Visa and MasterCard did not immediately respond to our request for comment.

On Twitter, the group also attributed a quote to Julian Assange, who continues to be holed up in the Ecuadorian Embassy in London.

“We beat them in Iceland and we’ll beat them in France as well,” he said.

On its website, WikiLeaks lists a myriad of other ways that people can donate, including sending direct bank transfers to various accounts in Iceland, Germany, and Australia. The tenacious group also seems to suggest that this financial avenue may be closed off, and that the group desperately needs money.

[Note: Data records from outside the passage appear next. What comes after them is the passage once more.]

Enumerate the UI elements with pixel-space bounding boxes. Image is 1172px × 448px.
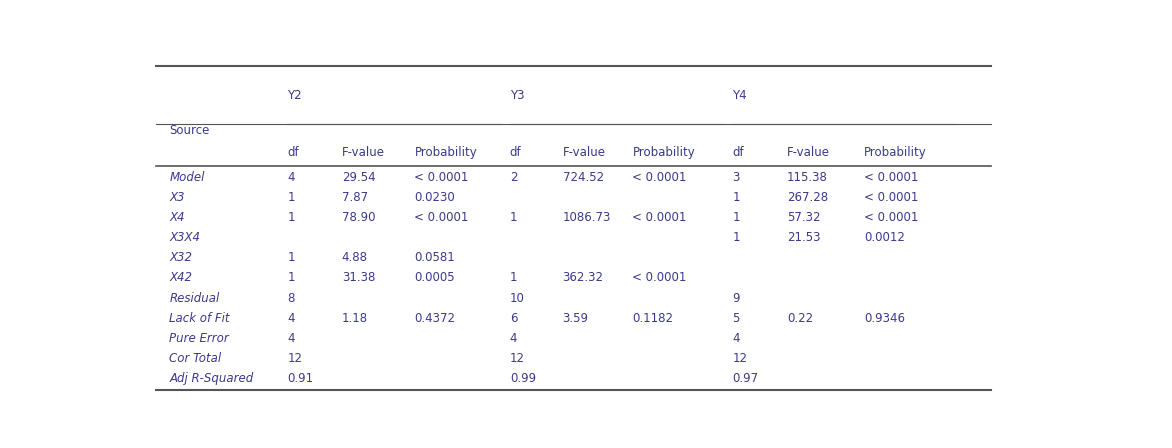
Text: 1: 1: [287, 211, 295, 224]
Text: Probability: Probability: [633, 146, 695, 159]
Text: Residual: Residual: [169, 292, 219, 305]
Text: 267.28: 267.28: [786, 191, 827, 204]
Text: 0.0581: 0.0581: [415, 251, 455, 264]
Text: Y4: Y4: [732, 89, 747, 102]
Text: 1: 1: [510, 211, 517, 224]
Text: 1086.73: 1086.73: [563, 211, 611, 224]
Text: 0.97: 0.97: [732, 372, 758, 385]
Text: 4: 4: [287, 171, 295, 184]
Text: X3X4: X3X4: [169, 231, 200, 244]
Text: 724.52: 724.52: [563, 171, 604, 184]
Text: 1: 1: [732, 191, 740, 204]
Text: 57.32: 57.32: [786, 211, 820, 224]
Text: 31.38: 31.38: [342, 271, 375, 284]
Text: 12: 12: [510, 352, 525, 365]
Text: 8: 8: [287, 292, 294, 305]
Text: 4: 4: [732, 332, 740, 345]
Text: 0.99: 0.99: [510, 372, 536, 385]
Text: Y3: Y3: [510, 89, 524, 102]
Text: df: df: [287, 146, 299, 159]
Text: Model: Model: [169, 171, 205, 184]
Text: 1: 1: [732, 211, 740, 224]
Text: 0.9346: 0.9346: [864, 312, 905, 325]
Text: 0.0005: 0.0005: [415, 271, 455, 284]
Text: Cor Total: Cor Total: [169, 352, 222, 365]
Text: 2: 2: [510, 171, 517, 184]
Text: Probability: Probability: [415, 146, 477, 159]
Text: 0.4372: 0.4372: [415, 312, 456, 325]
Text: 21.53: 21.53: [786, 231, 820, 244]
Text: 4: 4: [287, 332, 295, 345]
Text: < 0.0001: < 0.0001: [415, 211, 469, 224]
Text: 78.90: 78.90: [342, 211, 375, 224]
Text: 0.1182: 0.1182: [633, 312, 674, 325]
Text: 362.32: 362.32: [563, 271, 604, 284]
Text: 6: 6: [510, 312, 517, 325]
Text: 0.0230: 0.0230: [415, 191, 455, 204]
Text: X42: X42: [169, 271, 192, 284]
Text: 115.38: 115.38: [786, 171, 827, 184]
Text: 3: 3: [732, 171, 740, 184]
Text: Lack of Fit: Lack of Fit: [169, 312, 230, 325]
Text: Y2: Y2: [287, 89, 302, 102]
Text: Pure Error: Pure Error: [169, 332, 229, 345]
Text: 29.54: 29.54: [342, 171, 375, 184]
Text: 4: 4: [510, 332, 517, 345]
Text: 10: 10: [510, 292, 525, 305]
Text: 1: 1: [287, 191, 295, 204]
Text: 4: 4: [287, 312, 295, 325]
Text: 1: 1: [732, 231, 740, 244]
Text: df: df: [732, 146, 744, 159]
Text: Source: Source: [169, 124, 210, 137]
Text: X4: X4: [169, 211, 185, 224]
Text: X3: X3: [169, 191, 185, 204]
Text: 4.88: 4.88: [342, 251, 368, 264]
Text: 0.22: 0.22: [786, 312, 813, 325]
Text: < 0.0001: < 0.0001: [633, 171, 687, 184]
Text: Adj R-Squared: Adj R-Squared: [169, 372, 253, 385]
Text: 1.18: 1.18: [342, 312, 368, 325]
Text: 7.87: 7.87: [342, 191, 368, 204]
Text: < 0.0001: < 0.0001: [864, 171, 919, 184]
Text: < 0.0001: < 0.0001: [633, 211, 687, 224]
Text: < 0.0001: < 0.0001: [633, 271, 687, 284]
Text: < 0.0001: < 0.0001: [415, 171, 469, 184]
Text: df: df: [510, 146, 522, 159]
Text: 1: 1: [510, 271, 517, 284]
Text: 3.59: 3.59: [563, 312, 588, 325]
Text: X32: X32: [169, 251, 192, 264]
Text: < 0.0001: < 0.0001: [864, 191, 919, 204]
Text: 1: 1: [287, 271, 295, 284]
Text: 5: 5: [732, 312, 740, 325]
Text: F-value: F-value: [563, 146, 606, 159]
Text: Probability: Probability: [864, 146, 927, 159]
Text: 12: 12: [732, 352, 748, 365]
Text: 1: 1: [287, 251, 295, 264]
Text: < 0.0001: < 0.0001: [864, 211, 919, 224]
Text: 0.0012: 0.0012: [864, 231, 905, 244]
Text: 12: 12: [287, 352, 302, 365]
Text: F-value: F-value: [342, 146, 384, 159]
Text: 9: 9: [732, 292, 740, 305]
Text: 0.91: 0.91: [287, 372, 313, 385]
Text: F-value: F-value: [786, 146, 830, 159]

The Wau Holland Foundation, a German group named after the founder of the Chaos Computer Club, has been WikiLeaks’ primary receiving entity in Germany. The organization released a new monthly balance chart last week (PDF) showing WikiLeaks’ remaining assets at less than €100,000 ($122,000). At the same time last year, WikiLeaks maintained almost €600,000 ($735,900). The group’s assets reached their peak in December 2010 and January 2011 when its totals reached €800,000 ($981,200).

On its website last week, the Wau Holland Foundation also posted an “Intermediate Transparency Report 2012,” (PDF) for what it calls "Project 04: Enduring freedom of information,” in its support of WikiLeaks. At the end of June 2012, the report states WikiLeaks took in €32,828.11 (more than $40,000), but spent €246,619.70 (more than $300,000). The largest expense (more than €100,000/$120,000) was on “campaigns,” which include €515 for something called “journalist contextualization,” and over €73,000 on “external communications.” The group also spent nearly as much on “Logistics,” which are then sub-divided into “Logistics” and “Planning.”

Legal expenses only accounted for under €18,000 (roughly $22,000) of the six-month expenditure total.